Over the past half century, a wide variety of movements for social justice have borrowed from King’s example, including the annual March for Life. One of the “certain unalienable Rights” listed in the Declaration is indeed the right to life, and for many Americans, it’s richly ironic that we celebrate Martin Luther King Day just three days before the anniversary of the Supreme Court’s disastrous Roe v. Wade decision.
This simply underscores the integrity of King’s witness and its power to appeal across even the sharpest political differences. King chose peaceful resistance and a spirit of charity when confronted with unjust laws that discriminated against a certain class of citizens. That witness endures. In a 1957 sermon, he memorably exhorted his listeners to remember that “[d]arkness cannot drive out darkness: Only light can do that. Hate cannot drive out hate: Only love can do that.” King understood that hatred is cheap and easy, and always destructive. The purest example of real love is, of course, the cross. Treated with violence and contempt, Jesus Christ bore his sufferings out of love for even the worst sinners. In the Gospel, we find the model for all of us as Christians to follow in our lives. Loving resistance towards those who do evil is often the hardest path to take, but in the long run, its power is enormous.
In a secularizing age, people can too easily forget that Martin Luther King’s pursuit of justice for racial minorities was fundamentally Christian. The inspiration for his activism came not from a devotion to any political party or even set of public policy solutions, but rather from his understanding of Christian discipleship. Faced with bitter opposition to his work, King took encouragement from the life of the early Church. In his Birmingham jailhouse letter he wrote how the early Church was “not merely a thermometer that recorded the ideas and principles of popular opinion; [the Church] was a thermostat that transformed the mores of society.” That’s a marvelous image of the kind of transformative witness we’re asked to live as Christians in a mass culture that’s increasingly wearisome and unfriendly.
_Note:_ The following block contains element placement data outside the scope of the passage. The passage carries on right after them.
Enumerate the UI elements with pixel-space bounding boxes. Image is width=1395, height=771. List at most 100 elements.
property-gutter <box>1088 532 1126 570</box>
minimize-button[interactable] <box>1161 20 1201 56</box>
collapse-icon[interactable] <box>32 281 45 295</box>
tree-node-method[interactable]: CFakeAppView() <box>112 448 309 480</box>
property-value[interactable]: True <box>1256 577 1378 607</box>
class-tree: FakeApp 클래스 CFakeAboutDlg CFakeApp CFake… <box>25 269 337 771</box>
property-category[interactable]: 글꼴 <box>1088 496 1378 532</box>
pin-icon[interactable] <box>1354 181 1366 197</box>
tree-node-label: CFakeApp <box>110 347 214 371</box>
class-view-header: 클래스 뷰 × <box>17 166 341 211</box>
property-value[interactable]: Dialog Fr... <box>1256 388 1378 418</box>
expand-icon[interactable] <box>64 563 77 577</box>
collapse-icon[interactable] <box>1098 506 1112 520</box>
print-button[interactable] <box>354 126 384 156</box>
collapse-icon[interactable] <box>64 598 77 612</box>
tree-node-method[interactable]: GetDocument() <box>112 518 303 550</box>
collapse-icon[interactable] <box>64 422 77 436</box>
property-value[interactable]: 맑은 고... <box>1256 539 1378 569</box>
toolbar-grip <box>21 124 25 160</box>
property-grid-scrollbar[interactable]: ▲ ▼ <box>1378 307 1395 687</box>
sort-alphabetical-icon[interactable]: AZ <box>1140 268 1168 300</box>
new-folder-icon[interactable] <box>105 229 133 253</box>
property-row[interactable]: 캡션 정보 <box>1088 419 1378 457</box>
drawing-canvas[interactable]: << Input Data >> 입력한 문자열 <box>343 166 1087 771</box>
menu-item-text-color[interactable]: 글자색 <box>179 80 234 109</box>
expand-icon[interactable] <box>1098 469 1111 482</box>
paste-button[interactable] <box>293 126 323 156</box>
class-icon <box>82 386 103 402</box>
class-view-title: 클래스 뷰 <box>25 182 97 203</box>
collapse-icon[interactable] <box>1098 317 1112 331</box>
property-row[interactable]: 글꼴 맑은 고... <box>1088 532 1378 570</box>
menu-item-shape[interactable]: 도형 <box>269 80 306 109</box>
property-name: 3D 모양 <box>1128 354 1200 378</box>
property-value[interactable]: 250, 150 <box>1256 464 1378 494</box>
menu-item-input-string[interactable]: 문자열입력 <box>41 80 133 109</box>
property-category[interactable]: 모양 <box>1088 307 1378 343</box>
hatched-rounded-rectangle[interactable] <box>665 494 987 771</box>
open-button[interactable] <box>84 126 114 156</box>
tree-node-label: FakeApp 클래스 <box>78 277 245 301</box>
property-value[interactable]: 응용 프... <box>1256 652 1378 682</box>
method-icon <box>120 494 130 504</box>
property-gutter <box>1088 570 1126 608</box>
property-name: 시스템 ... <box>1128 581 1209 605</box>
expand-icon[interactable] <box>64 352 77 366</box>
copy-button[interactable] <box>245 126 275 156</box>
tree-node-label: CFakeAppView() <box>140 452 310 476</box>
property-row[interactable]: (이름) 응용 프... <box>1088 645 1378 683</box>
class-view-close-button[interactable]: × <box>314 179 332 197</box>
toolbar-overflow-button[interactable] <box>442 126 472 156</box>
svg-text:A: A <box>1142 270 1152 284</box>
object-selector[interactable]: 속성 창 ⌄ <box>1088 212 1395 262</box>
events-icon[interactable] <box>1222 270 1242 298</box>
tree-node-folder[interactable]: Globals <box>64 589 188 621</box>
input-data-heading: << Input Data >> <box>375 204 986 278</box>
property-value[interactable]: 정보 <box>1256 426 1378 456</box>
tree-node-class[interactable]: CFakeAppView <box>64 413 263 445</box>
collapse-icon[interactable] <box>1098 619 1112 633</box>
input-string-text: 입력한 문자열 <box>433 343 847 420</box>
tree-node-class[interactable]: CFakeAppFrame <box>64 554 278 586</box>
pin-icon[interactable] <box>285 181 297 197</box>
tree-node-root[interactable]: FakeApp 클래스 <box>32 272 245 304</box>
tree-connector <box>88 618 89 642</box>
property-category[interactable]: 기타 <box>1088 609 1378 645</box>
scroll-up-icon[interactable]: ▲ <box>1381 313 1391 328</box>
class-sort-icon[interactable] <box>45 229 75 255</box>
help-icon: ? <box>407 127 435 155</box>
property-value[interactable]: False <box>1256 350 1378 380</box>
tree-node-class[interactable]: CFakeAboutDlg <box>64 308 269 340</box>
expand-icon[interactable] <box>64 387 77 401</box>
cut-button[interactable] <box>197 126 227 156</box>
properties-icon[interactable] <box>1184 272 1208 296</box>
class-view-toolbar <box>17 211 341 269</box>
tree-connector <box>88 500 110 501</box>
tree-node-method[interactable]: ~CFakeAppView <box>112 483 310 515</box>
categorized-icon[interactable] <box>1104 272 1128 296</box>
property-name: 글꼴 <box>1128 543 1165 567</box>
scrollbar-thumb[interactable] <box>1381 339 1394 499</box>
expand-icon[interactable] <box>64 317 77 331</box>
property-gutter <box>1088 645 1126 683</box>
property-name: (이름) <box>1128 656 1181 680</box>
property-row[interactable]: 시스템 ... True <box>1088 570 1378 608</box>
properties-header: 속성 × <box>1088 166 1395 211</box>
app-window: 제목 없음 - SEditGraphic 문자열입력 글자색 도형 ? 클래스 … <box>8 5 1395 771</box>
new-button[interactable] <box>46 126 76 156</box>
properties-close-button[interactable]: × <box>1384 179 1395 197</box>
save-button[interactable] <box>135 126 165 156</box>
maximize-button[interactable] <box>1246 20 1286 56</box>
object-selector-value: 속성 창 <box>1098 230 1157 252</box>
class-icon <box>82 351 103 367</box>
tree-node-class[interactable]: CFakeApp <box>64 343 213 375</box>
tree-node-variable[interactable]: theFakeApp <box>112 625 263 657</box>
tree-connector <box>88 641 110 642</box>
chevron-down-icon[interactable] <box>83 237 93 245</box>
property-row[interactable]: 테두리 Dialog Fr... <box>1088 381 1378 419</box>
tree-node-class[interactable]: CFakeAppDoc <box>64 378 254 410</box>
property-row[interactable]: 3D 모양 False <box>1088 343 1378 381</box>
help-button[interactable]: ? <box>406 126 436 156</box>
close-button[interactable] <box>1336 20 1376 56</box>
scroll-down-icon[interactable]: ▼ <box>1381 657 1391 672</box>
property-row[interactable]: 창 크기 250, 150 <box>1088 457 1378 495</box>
Martin Luther King Day is much more than a celebration of King’s great service on behalf of the black community and other ethnic minorities in America. It’s also a celebration of the power of religious faith working through believers who open themselves selflessly to that which God calls them to do in the world – even when it involves suffering, difficulty and sacrifice. That’s a lesson we need to remember, and conform our lives to, again and again.